Chapter 47

TAKHISS

Earth is quiet in a way no world I’ve ever been on can match.

Three years. It feels like a lifetime ago that we were bleeding in an airlock, and yet the peace here is so absolute it sometimes feels like a dream I haven’t woken from.

The Nova Scotia sky spills soft gold at dawn—long days stretching into amber hours. The nights are deeper than ink, unreachable stars swallowed by low clouds. The forest basin around us holds silence like a blessing.

This is our new home. A backwater rock in the Sol system that the Coalition ignores and the Alliance forgot about decades ago. Perfect.

We tucked into a shady patch near the forest’s edge.

The little wood cabin we found—half-ruined when we stumbled on it—has become ours.

I spent weeks patching floors, sealing leaks, laying hearth stones.

Ella planted a garden. The air always smells like moss and damp earth and the faint smoke of her cooking supper.

I don’t care it took losing everything to land here. We’re free. She’s still by my side. That’s enough.

Morning light filters through the window as I stir from sleep. Ella’s beside me, propped up on pillows, reading a battered holobook. In the kitchen, Vex hums—barefoot, tousled hair—scooping oatmeal on the stove. The scent of simmering cinnamon drags me fully awake.

I slip from bed quietly. Feet bare on cold wood. I cross to the window, peek out—golden rays dancing on dew-drenched ferns.

Ella glances up, smiles. “Morning, lizard.” She sets the tome aside.

I come around and press a kiss to her temple. “Morning, fire.”

Vex’s voice squeaks, “Papa, watch this!”

He launches a spoonful of oats with telekinetic precision. I catch him mid-air before he makes a mess. He giggles, oats tumbling, and I lift him onto my shoulders.

“Hey, troublemaker,” I whisper.

Outside, I hear the soft thud of footsteps. Local kids—refugees mostly, human and hybrid alike—have drifted into the clearing. They giggle and wave. Vex spots them and shouts excitedly, “Friends!”

I carry him out the door. The kids dither at first, then rush forward. They surround us, touching the scales on his forearm—the flicker he sometimes lets show.

Here, no one bats an eye. They’ve seen too much to care about what you are. They care about who you protect.
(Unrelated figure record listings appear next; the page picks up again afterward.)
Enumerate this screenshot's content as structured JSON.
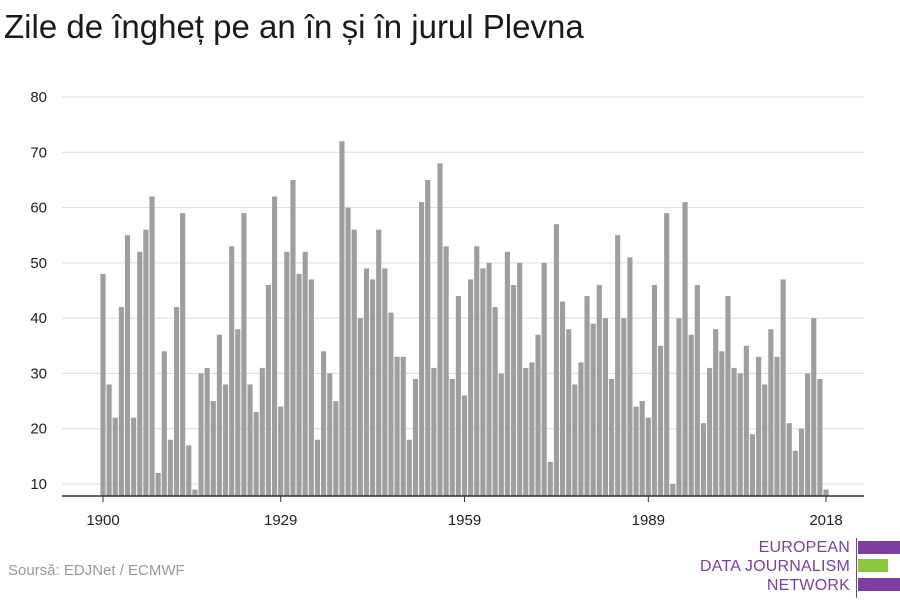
{
  "title": "Zile de îngheț pe an în și în jurul Plevna",
  "source": "Soursă: EDJNet / ECMWF",
  "logo": {
    "lines": [
      "EUROPEAN",
      "DATA JOURNALISM",
      "NETWORK"
    ],
    "color_purple": "#7b3fa0",
    "color_green": "#8dc63f"
  },
  "colors": {
    "bar": "#9e9e9e",
    "grid": "#dddddd",
    "axis": "#333333"
  },
  "chart_data": {
    "type": "bar",
    "title": "Zile de îngheț pe an în și în jurul Plevna",
    "xlabel": "",
    "ylabel": "",
    "x_ticks": [
      1900,
      1929,
      1959,
      1989,
      2018
    ],
    "y_ticks": [
      10,
      20,
      30,
      40,
      50,
      60,
      70,
      80
    ],
    "ylim": [
      8,
      80
    ],
    "grid": true,
    "x": [
      1900,
      1901,
      1902,
      1903,
      1904,
      1905,
      1906,
      1907,
      1908,
      1909,
      1910,
      1911,
      1912,
      1913,
      1914,
      1915,
      1916,
      1917,
      1918,
      1919,
      1920,
      1921,
      1922,
      1923,
      1924,
      1925,
      1926,
      1927,
      1928,
      1929,
      1930,
      1931,
      1932,
      1933,
      1934,
      1935,
      1936,
      1937,
      1938,
      1939,
      1940,
      1941,
      1942,
      1943,
      1944,
      1945,
      1946,
      1947,
      1948,
      1949,
      1950,
      1951,
      1952,
      1953,
      1954,
      1955,
      1956,
      1957,
      1958,
      1959,
      1960,
      1961,
      1962,
      1963,
      1964,
      1965,
      1966,
      1967,
      1968,
      1969,
      1970,
      1971,
      1972,
      1973,
      1974,
      1975,
      1976,
      1977,
      1978,
      1979,
      1980,
      1981,
      1982,
      1983,
      1984,
      1985,
      1986,
      1987,
      1988,
      1989,
      1990,
      1991,
      1992,
      1993,
      1994,
      1995,
      1996,
      1997,
      1998,
      1999,
      2000,
      2001,
      2002,
      2003,
      2004,
      2005,
      2006,
      2007,
      2008,
      2009,
      2010,
      2011,
      2012,
      2013,
      2014,
      2015,
      2016,
      2017,
      2018
    ],
    "values": [
      48,
      28,
      22,
      42,
      55,
      22,
      52,
      56,
      62,
      12,
      34,
      18,
      42,
      59,
      17,
      9,
      30,
      31,
      25,
      37,
      28,
      53,
      38,
      59,
      28,
      23,
      31,
      46,
      62,
      24,
      52,
      65,
      48,
      52,
      47,
      18,
      34,
      30,
      25,
      72,
      60,
      56,
      40,
      49,
      47,
      56,
      49,
      41,
      33,
      33,
      18,
      29,
      61,
      65,
      31,
      68,
      53,
      29,
      44,
      26,
      47,
      53,
      49,
      50,
      42,
      30,
      52,
      46,
      50,
      31,
      32,
      37,
      50,
      14,
      57,
      43,
      38,
      28,
      32,
      44,
      39,
      46,
      40,
      29,
      55,
      40,
      51,
      24,
      25,
      22,
      46,
      35,
      59,
      10,
      40,
      61,
      37,
      46,
      21,
      31,
      38,
      34,
      44,
      31,
      30,
      35,
      19,
      33,
      28,
      38,
      33,
      47,
      21,
      16,
      20,
      30,
      40,
      29,
      9
    ]
  }
}
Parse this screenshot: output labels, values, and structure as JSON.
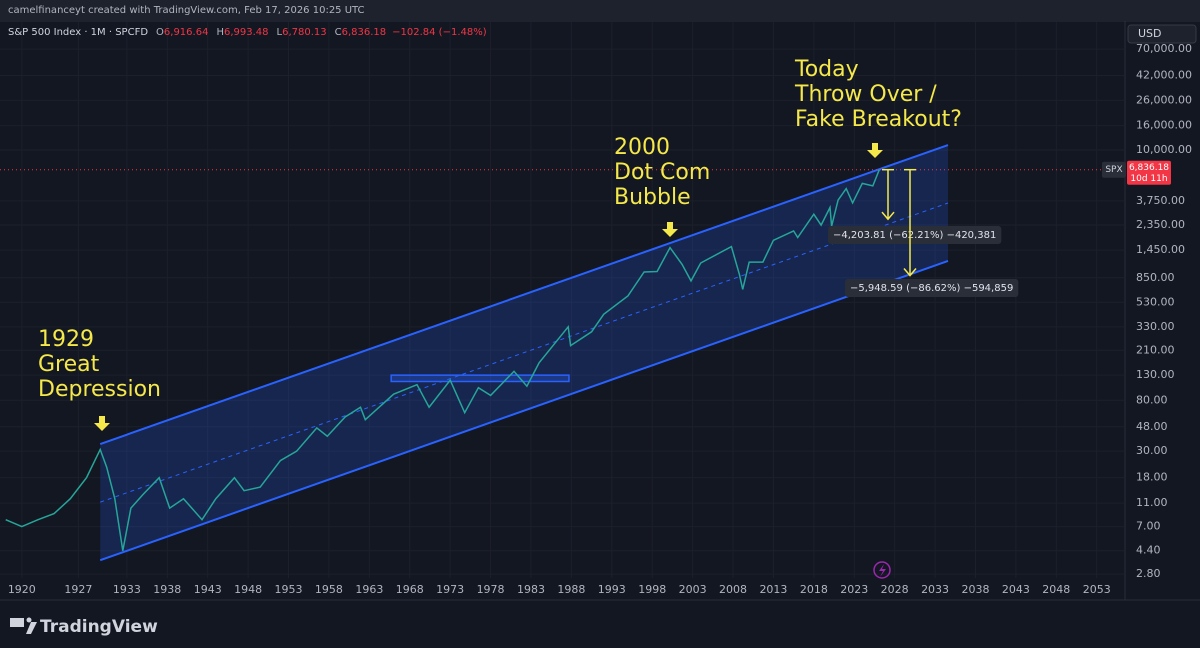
{
  "header": {
    "credit": "camelfinanceyt created with TradingView.com, Feb 17, 2026 10:25 UTC"
  },
  "chart_data": {
    "type": "line",
    "symbol": "S&P 500 Index · 1M · SPCFD",
    "ohlc": [
      {
        "key": "O",
        "value": "6,916.64"
      },
      {
        "key": "H",
        "value": "6,993.48"
      },
      {
        "key": "L",
        "value": "6,780.13"
      },
      {
        "key": "C",
        "value": "6,836.18"
      }
    ],
    "change": "−102.84 (−1.48%)",
    "currency": "USD",
    "log_scale": true,
    "grid": true,
    "x": [
      1918,
      1920,
      1922,
      1924,
      1926,
      1928,
      1929.7,
      1930.5,
      1931.5,
      1932.5,
      1933.5,
      1935,
      1937,
      1938.3,
      1940,
      1942.3,
      1944,
      1946.3,
      1947.5,
      1949.5,
      1952,
      1954,
      1956.5,
      1957.8,
      1960,
      1961.9,
      1962.5,
      1966,
      1968.9,
      1970.4,
      1973,
      1974.8,
      1976.5,
      1978,
      1980.9,
      1982.5,
      1984,
      1987.6,
      1987.9,
      1990.5,
      1992,
      1995,
      1997,
      1998.6,
      2000.2,
      2001.7,
      2002.8,
      2004,
      2007.8,
      2008.8,
      2009.2,
      2010,
      2011.7,
      2013,
      2015.5,
      2016,
      2018,
      2018.9,
      2020,
      2020.2,
      2021,
      2022,
      2022.8,
      2024,
      2025.3,
      2026.1
    ],
    "series": [
      {
        "color": "#26a69a",
        "values": [
          8,
          7,
          8,
          9,
          12,
          18,
          31,
          22,
          12,
          4.4,
          10,
          13,
          18,
          10,
          12,
          8,
          12,
          18,
          14,
          15,
          25,
          30,
          47,
          40,
          58,
          70,
          55,
          90,
          108,
          70,
          118,
          63,
          102,
          88,
          140,
          105,
          165,
          330,
          230,
          300,
          420,
          600,
          950,
          960,
          1520,
          1100,
          800,
          1130,
          1550,
          900,
          680,
          1150,
          1150,
          1750,
          2100,
          1850,
          2900,
          2350,
          3300,
          2300,
          3800,
          4750,
          3600,
          5250,
          5000,
          6836.18
        ]
      }
    ],
    "last_price": {
      "symbol": "SPX",
      "value": 6836.18,
      "label": "6,836.18",
      "countdown": "10d 11h",
      "color": "#f23645"
    },
    "channel": {
      "x": [
        1929.7,
        2034.6
      ],
      "upper": [
        34.4,
        11000
      ],
      "lower": [
        3.66,
        1175
      ],
      "color": "#2962ff"
    },
    "highlight_box": {
      "x": [
        1965.7,
        1987.7
      ],
      "y": [
        115,
        130
      ]
    },
    "annotations": [
      {
        "lines": [
          "1929",
          "Great",
          "Depression"
        ]
      },
      {
        "lines": [
          "2000",
          "Dot Com",
          "Bubble"
        ]
      },
      {
        "lines": [
          "Today",
          "Throw Over /",
          "Fake Breakout?"
        ]
      }
    ],
    "measures": [
      {
        "change": -4203.81,
        "label": "−4,203.81 (−62.21%) −420,381"
      },
      {
        "change": -5948.59,
        "label": "−5,948.59 (−86.62%) −594,859"
      }
    ],
    "xlim": [
      1917.3,
      2056.5
    ],
    "xticks": [
      1920,
      1927,
      1933,
      1938,
      1943,
      1948,
      1953,
      1958,
      1963,
      1968,
      1973,
      1978,
      1983,
      1988,
      1993,
      1998,
      2003,
      2008,
      2013,
      2018,
      2023,
      2028,
      2033,
      2038,
      2043,
      2048,
      2053
    ],
    "ylim": [
      1.7,
      118000
    ],
    "yticks": [
      {
        "value": 2.8,
        "label": "2.80"
      },
      {
        "value": 4.4,
        "label": "4.40"
      },
      {
        "value": 7,
        "label": "7.00"
      },
      {
        "value": 11,
        "label": "11.00"
      },
      {
        "value": 18,
        "label": "18.00"
      },
      {
        "value": 30,
        "label": "30.00"
      },
      {
        "value": 48,
        "label": "48.00"
      },
      {
        "value": 80,
        "label": "80.00"
      },
      {
        "value": 130,
        "label": "130.00"
      },
      {
        "value": 210,
        "label": "210.00"
      },
      {
        "value": 330,
        "label": "330.00"
      },
      {
        "value": 530,
        "label": "530.00"
      },
      {
        "value": 850,
        "label": "850.00"
      },
      {
        "value": 1450,
        "label": "1,450.00"
      },
      {
        "value": 2350,
        "label": "2,350.00"
      },
      {
        "value": 3750,
        "label": "3,750.00"
      },
      {
        "value": 10000,
        "label": "10,000.00"
      },
      {
        "value": 16000,
        "label": "16,000.00"
      },
      {
        "value": 26000,
        "label": "26,000.00"
      },
      {
        "value": 42000,
        "label": "42,000.00"
      },
      {
        "value": 70000,
        "label": "70,000.00"
      }
    ]
  },
  "footer": {
    "brand": "TradingView"
  }
}
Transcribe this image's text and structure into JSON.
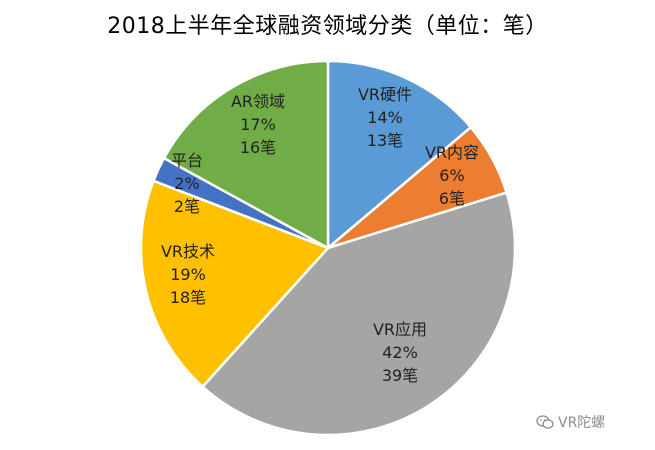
{
  "chart_data": {
    "type": "pie",
    "title": "2018上半年全球融资领域分类（单位：笔）",
    "slices": [
      {
        "name": "VR硬件",
        "percent_label": "14%",
        "count_label": "13笔",
        "value": 13,
        "color": "#5b9bd5"
      },
      {
        "name": "VR内容",
        "percent_label": "6%",
        "count_label": "6笔",
        "value": 6,
        "color": "#ed7d31"
      },
      {
        "name": "VR应用",
        "percent_label": "42%",
        "count_label": "39笔",
        "value": 39,
        "color": "#a5a5a5"
      },
      {
        "name": "VR技术",
        "percent_label": "19%",
        "count_label": "18笔",
        "value": 18,
        "color": "#ffc000"
      },
      {
        "name": "平台",
        "percent_label": "2%",
        "count_label": "2笔",
        "value": 2,
        "color": "#4472c4"
      },
      {
        "name": "AR领域",
        "percent_label": "17%",
        "count_label": "16笔",
        "value": 16,
        "color": "#70ad47"
      }
    ],
    "start": "12 o'clock",
    "direction": "clockwise",
    "legend": "none"
  },
  "watermark": {
    "text": "VR陀螺",
    "icon": "wechat-icon"
  }
}
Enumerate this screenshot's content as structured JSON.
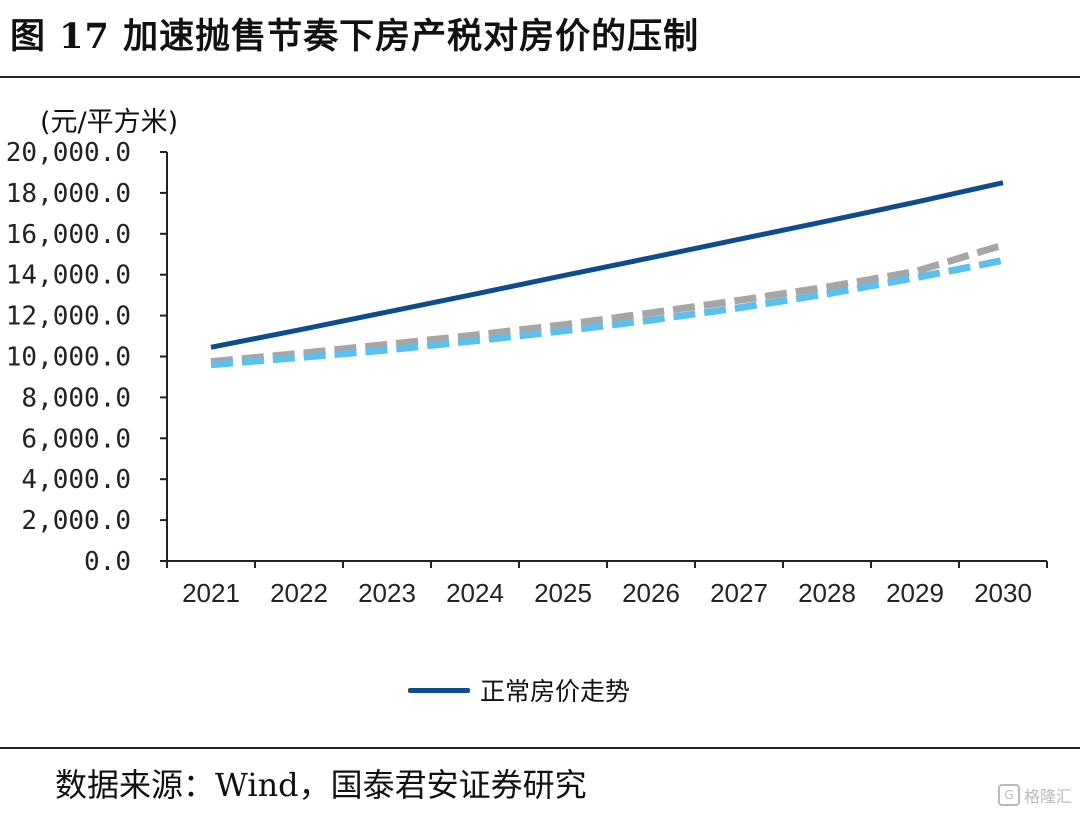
{
  "header": {
    "title": "图 17  加速抛售节奏下房产税对房价的压制"
  },
  "footer": {
    "source": "数据来源：Wind，国泰君安证券研究"
  },
  "watermark": {
    "logo": "G",
    "text": "格隆汇"
  },
  "chart_data": {
    "type": "line",
    "unit_label": "(元/平方米)",
    "x": [
      "2021",
      "2022",
      "2023",
      "2024",
      "2025",
      "2026",
      "2027",
      "2028",
      "2029",
      "2030"
    ],
    "ylim": [
      0,
      20000
    ],
    "yticks": [
      "0.0",
      "2,000.0",
      "4,000.0",
      "6,000.0",
      "8,000.0",
      "10,000.0",
      "12,000.0",
      "14,000.0",
      "16,000.0",
      "18,000.0",
      "20,000.0"
    ],
    "ytick_values": [
      0,
      2000,
      4000,
      6000,
      8000,
      10000,
      12000,
      14000,
      16000,
      18000,
      20000
    ],
    "grid": false,
    "legend_position": "bottom-center",
    "series": [
      {
        "name": "正常房价走势",
        "color": "#0d4d8f",
        "style": "solid",
        "values": [
          10450,
          11300,
          12170,
          13050,
          13950,
          14830,
          15730,
          16620,
          17540,
          18500
        ]
      },
      {
        "color": "#a6a6a6",
        "style": "dashed",
        "values": [
          9750,
          10150,
          10590,
          11050,
          11550,
          12130,
          12750,
          13400,
          14150,
          15450
        ]
      },
      {
        "color": "#5bc0ef",
        "style": "dashed",
        "values": [
          9600,
          9950,
          10320,
          10770,
          11250,
          11780,
          12380,
          13060,
          13850,
          14700
        ]
      }
    ]
  }
}
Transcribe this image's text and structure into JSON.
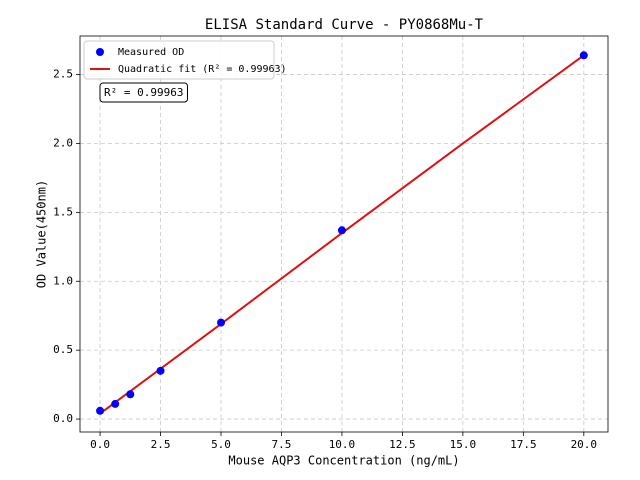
{
  "chart_data": {
    "type": "scatter",
    "title": "ELISA Standard Curve - PY0868Mu-T",
    "x_label": "Mouse AQP3 Concentration (ng/mL)",
    "y_label": "OD Value(450nm)",
    "annotation": "R² = 0.99963",
    "legend": "upper left",
    "grid": true,
    "xlim": [
      -0.83,
      21.0
    ],
    "ylim": [
      -0.094,
      2.78
    ],
    "xticks": [
      {
        "value": 0,
        "label": "0.0"
      },
      2.5,
      {
        "value": 5,
        "label": "5.0"
      },
      7.5,
      {
        "value": 10,
        "label": "10.0"
      },
      12.5,
      {
        "value": 15,
        "label": "15.0"
      },
      17.5,
      {
        "value": 20,
        "label": "20.0"
      }
    ],
    "yticks": [
      {
        "value": 0,
        "label": "0.0"
      },
      0.5,
      {
        "value": 1,
        "label": "1.0"
      },
      1.5,
      {
        "value": 2,
        "label": "2.0"
      },
      2.5
    ],
    "series": [
      {
        "name": "Measured OD",
        "type": "scatter",
        "color": "#0000ff",
        "x": [
          0,
          0.625,
          1.25,
          2.5,
          5,
          10,
          20
        ],
        "values": [
          0.06,
          0.11,
          0.18,
          0.35,
          0.7,
          1.37,
          2.64
        ]
      },
      {
        "name": "Quadratic fit (R² = 0.99963)",
        "type": "line",
        "color": "#e01010",
        "x": [
          0,
          5,
          10,
          15,
          20
        ],
        "values": [
          0.04,
          0.69,
          1.35,
          2.0,
          2.64
        ]
      }
    ]
  }
}
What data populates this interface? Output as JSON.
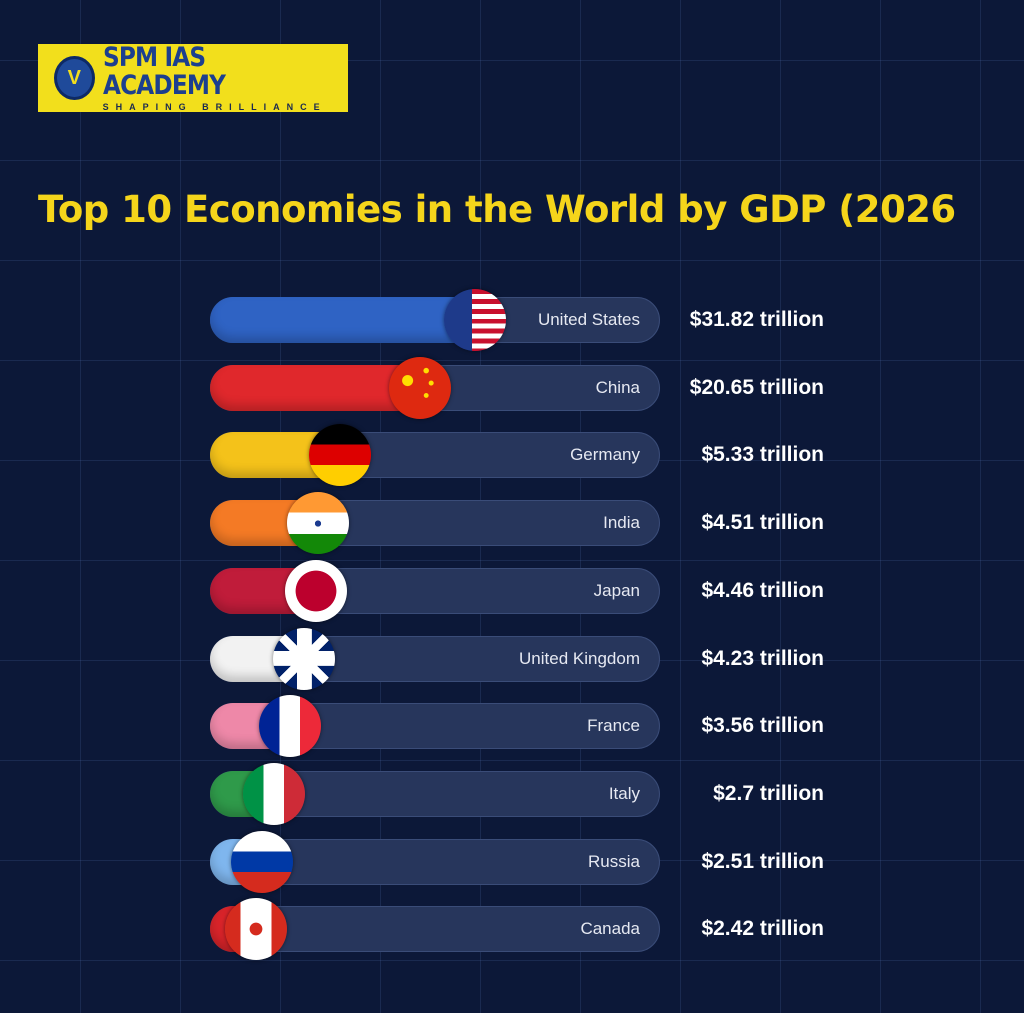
{
  "logo": {
    "emblem_label": "V",
    "name": "SPM IAS ACADEMY",
    "tagline": "SHAPING BRILLIANCE"
  },
  "chart_data": {
    "type": "bar",
    "title": "Top 10 Economies in the World by GDP (2026",
    "unit": "trillion USD",
    "categories": [
      "United States",
      "China",
      "Germany",
      "India",
      "Japan",
      "United Kingdom",
      "France",
      "Italy",
      "Russia",
      "Canada"
    ],
    "values": [
      31.82,
      20.65,
      5.33,
      4.51,
      4.46,
      4.23,
      3.56,
      2.7,
      2.51,
      2.42
    ],
    "labels": [
      "$31.82 trillion",
      "$20.65 trillion",
      "$5.33 trillion",
      "$4.51 trillion",
      "$4.46 trillion",
      "$4.23 trillion",
      "$3.56 trillion",
      "$2.7 trillion",
      "$2.51 trillion",
      "$2.42 trillion"
    ],
    "bar_colors": [
      "#2f63c4",
      "#e0282c",
      "#f4c21a",
      "#f47a25",
      "#c01c3a",
      "#f2f2f2",
      "#ee88a8",
      "#2f9a4a",
      "#7fb6ee",
      "#d9242a"
    ],
    "flag_icons": [
      "us-flag-icon",
      "china-flag-icon",
      "germany-flag-icon",
      "india-flag-icon",
      "japan-flag-icon",
      "uk-flag-icon",
      "france-flag-icon",
      "italy-flag-icon",
      "russia-flag-icon",
      "canada-flag-icon"
    ]
  }
}
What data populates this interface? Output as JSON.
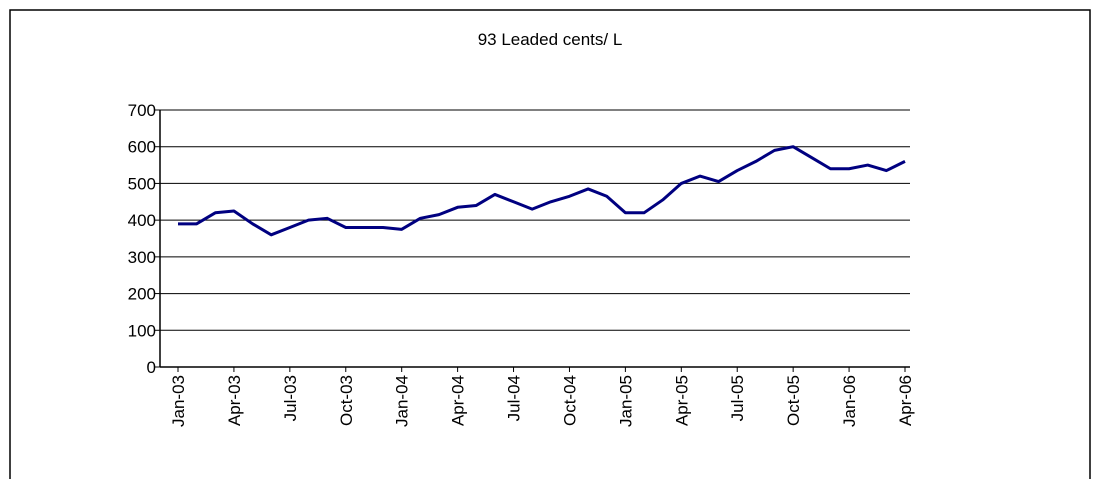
{
  "chart_data": {
    "type": "line",
    "title": "93 Leaded cents/ L",
    "categories": [
      "Jan-03",
      null,
      null,
      "Apr-03",
      null,
      null,
      "Jul-03",
      null,
      null,
      "Oct-03",
      null,
      null,
      "Jan-04",
      null,
      null,
      "Apr-04",
      null,
      null,
      "Jul-04",
      null,
      null,
      "Oct-04",
      null,
      null,
      "Jan-05",
      null,
      null,
      "Apr-05",
      null,
      null,
      "Jul-05",
      null,
      null,
      "Oct-05",
      null,
      null,
      "Jan-06",
      null,
      null,
      "Apr-06"
    ],
    "values": [
      390,
      390,
      420,
      425,
      390,
      360,
      380,
      400,
      405,
      380,
      380,
      380,
      375,
      405,
      415,
      435,
      440,
      470,
      450,
      430,
      450,
      465,
      485,
      465,
      420,
      420,
      455,
      500,
      520,
      505,
      535,
      560,
      590,
      600,
      570,
      540,
      540,
      550,
      535,
      560
    ],
    "color": "#000080",
    "ylim": [
      0,
      700
    ],
    "yticks": [
      0,
      100,
      200,
      300,
      400,
      500,
      600,
      700
    ],
    "grid": true
  }
}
I set Vex down. He races off into the meadow.

Ella follows, and I walk behind, hand in hers. Our cabin fades behind us, but I don’t look back. I look at what’s before me.

We stroll into the small town at midday. Dirt streets, wooden storefronts. No one stares. Women carry baskets; children squat by wells.

Ella leans in, voice a murmur. “This was worth it.”

I nod. “Every scar, every loss, every battle. Worth it for this moment.”

Evening falls slowly. The forest basin turns silver under moonlight.

Ella and I sit on the porch of the cabin. She leans into me, head resting on my shoulder. I wrap an arm around her waist.

She looks at me and murmurs, “You ever think about the future?”

I smile. “Every damn day.”

Her fingers stroke my chin. “Promise me something?”

I nod. “Anything.”

She says, “That you’ll never stop holding me.”

I pull her closer. “I won’t. Not as long as I breathe.”

I nuzzle her hair. In the silent dusk, with Vex asleep under a blanket between our knees, I vow to her and to him: as long as I live, no force in the galaxy will take us from each other again.